Taibbi: When did you first hear about a potential problem with the "fact check"?

Thacker: I was ignoring it at first. I thought, "How are they going to fact check this?" I've dealt with this before. The smartest people in terms of finding error are the fucking lawyers working for the drug companies. There's an army of those people who will go through and find anything that's out of order and throw it up in the air. And they couldn't find anything here. So what issue could there possibly be?

Then I went to the "fact check," and it was just insane. It looked like it'd been written by high school students. It describes the British Medical Journal as a "blog." I was joking with my editors about how they work. They pick some proposition out of the blue and then they debunk it, and it's like, "Aha, win!" Bullshit. It's like, "Did the BMJ prove that the vaccine kills Martians? No! Fact check: wrong." And you're thinking, "Wait, what?"

Here's what they do. They're not fact checking facts. What they're doing is checking narratives. They can't say that your facts are wrong, so it's like, "Aha, there's no context." Or, "It's misleading." But that's not a fact check. You just don't like the story.

Taibbi: How new is this phenomenon? If there was one, when did the change happen?

Thacker: Here's what always happened in America previously. You got a big, broad look. In science and in the media, we would always have a main narrative or a main theory. And then around that, within science, there would be other minor theories, other alternative viewpoints. The New York Times would have something. On the left, the New Republic had a view, and on the right you'd get the National Review. They're reexamining it, but they don't change the facts.

Well, we don't have main and minor anymore. What we have is truth, and conspiracy. Or vax, and anti-vax. There are only two possibilities you can go through. Do you know where you find that kind of black-white thinking? In people who have major personality disorders. And psychopaths. Psychopaths and people with narcissistic personality disorder engage in black-white thinking. America right now is in this weird situation in which it's a country that to the outside looks psychopathic or disordered.

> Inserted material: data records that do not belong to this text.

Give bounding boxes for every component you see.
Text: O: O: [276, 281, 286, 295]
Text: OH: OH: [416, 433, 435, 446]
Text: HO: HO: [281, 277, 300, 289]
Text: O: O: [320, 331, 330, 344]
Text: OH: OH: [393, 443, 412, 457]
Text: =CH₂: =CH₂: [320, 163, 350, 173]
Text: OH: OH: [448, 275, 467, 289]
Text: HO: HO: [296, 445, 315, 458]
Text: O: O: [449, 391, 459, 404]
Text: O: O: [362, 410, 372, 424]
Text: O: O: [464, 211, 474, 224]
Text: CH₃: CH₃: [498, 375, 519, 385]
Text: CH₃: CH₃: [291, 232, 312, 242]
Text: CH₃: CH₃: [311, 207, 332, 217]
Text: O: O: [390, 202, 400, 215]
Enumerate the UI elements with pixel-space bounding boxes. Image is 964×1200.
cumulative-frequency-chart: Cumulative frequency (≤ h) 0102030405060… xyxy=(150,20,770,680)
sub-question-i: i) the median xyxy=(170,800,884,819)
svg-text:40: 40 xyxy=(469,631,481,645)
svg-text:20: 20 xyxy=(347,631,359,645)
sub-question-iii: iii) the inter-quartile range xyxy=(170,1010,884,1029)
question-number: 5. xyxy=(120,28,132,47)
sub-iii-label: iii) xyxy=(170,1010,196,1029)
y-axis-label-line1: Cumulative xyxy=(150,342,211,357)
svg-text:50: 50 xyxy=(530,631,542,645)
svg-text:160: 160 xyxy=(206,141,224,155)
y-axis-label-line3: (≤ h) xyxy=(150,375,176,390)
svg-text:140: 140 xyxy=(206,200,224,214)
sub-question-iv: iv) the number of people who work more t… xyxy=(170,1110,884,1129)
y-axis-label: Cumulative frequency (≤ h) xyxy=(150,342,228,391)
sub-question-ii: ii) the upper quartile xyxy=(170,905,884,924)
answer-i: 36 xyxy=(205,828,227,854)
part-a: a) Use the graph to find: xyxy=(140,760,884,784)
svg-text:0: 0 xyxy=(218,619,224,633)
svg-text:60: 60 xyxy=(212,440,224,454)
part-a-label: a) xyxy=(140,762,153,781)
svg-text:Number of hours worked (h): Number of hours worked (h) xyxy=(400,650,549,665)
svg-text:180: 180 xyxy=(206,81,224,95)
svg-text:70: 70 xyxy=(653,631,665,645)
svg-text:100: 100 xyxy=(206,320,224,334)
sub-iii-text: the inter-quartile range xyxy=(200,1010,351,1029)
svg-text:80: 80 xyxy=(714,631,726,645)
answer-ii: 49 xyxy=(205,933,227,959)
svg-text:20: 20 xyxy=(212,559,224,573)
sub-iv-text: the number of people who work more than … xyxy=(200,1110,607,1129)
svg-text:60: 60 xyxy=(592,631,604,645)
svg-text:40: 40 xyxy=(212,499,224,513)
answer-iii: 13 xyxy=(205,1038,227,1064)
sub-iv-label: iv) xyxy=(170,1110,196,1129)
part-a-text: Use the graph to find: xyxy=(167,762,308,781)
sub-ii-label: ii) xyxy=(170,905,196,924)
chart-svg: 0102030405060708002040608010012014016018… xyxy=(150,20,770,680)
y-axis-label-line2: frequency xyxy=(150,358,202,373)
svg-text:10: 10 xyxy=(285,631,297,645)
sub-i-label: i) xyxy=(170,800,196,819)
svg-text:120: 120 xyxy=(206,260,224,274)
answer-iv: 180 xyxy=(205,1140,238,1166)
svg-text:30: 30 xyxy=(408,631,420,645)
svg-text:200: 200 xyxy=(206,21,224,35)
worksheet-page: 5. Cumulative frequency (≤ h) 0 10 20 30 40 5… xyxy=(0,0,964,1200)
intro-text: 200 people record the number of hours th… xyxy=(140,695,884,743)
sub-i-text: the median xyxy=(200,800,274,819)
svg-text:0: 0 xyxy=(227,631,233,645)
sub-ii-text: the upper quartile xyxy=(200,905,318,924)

Taibbi: Have you seen this phenomenon in other big news stories?

Thacker: What's happened with this pandemic is the same shit that happened with the 2008 meltdown. People were like, "Well, how the fuck did this happen? We didn't see it coming." And then you find out later: maybe it's because all these fucking reporters are in bed with these guys in Wall Street and see them as the masters of the universe, and don't cover them very effectively, because they think they're fucking awesome.

Taibbi: It's similar also in the respect that the safety and compliance procedures are flawed inside these companies, yet the reporters don't want to go near those stories, because they're afraid of upsetting sources.

Thacker: The people we have, I don't call reporters. I call them science writers. The people who write for Science, Nature, Scientific American, these are people who write for science, not on science. They see their job as telling you how fucking awesome science is. That's what they do for a living.

That's in part what's going on with this story about Pfizer. It's the same shit that has been going on with these goddamn vaccines. Because if you watch and see what happened when these vaccines rolled out, you would see there'd be a story inThe New York Times about, "Pfizer announces," or "Pfizer Expected To Ask for Authorization," blah, blah, blah. And then about four or five paragraphs, you go down and you realize: "Wait, this is just a Pfizer press release." This isn't a study or anything. This is a Pfizer press release. You just reported a fucking press release as a news story.

They do press release journalism. You can argue that's good or bad, but what that does — and no one talks about this — is it creates all this social pressure on the FDA for approval. It creates all this expectancy amongst the public that the product is coming. So, by the time you go in front of an FDA panel for authorization, it's already been churned up in the media, they've got a month of positive press.

They've been running this game from the beginning. They're just much better at it now.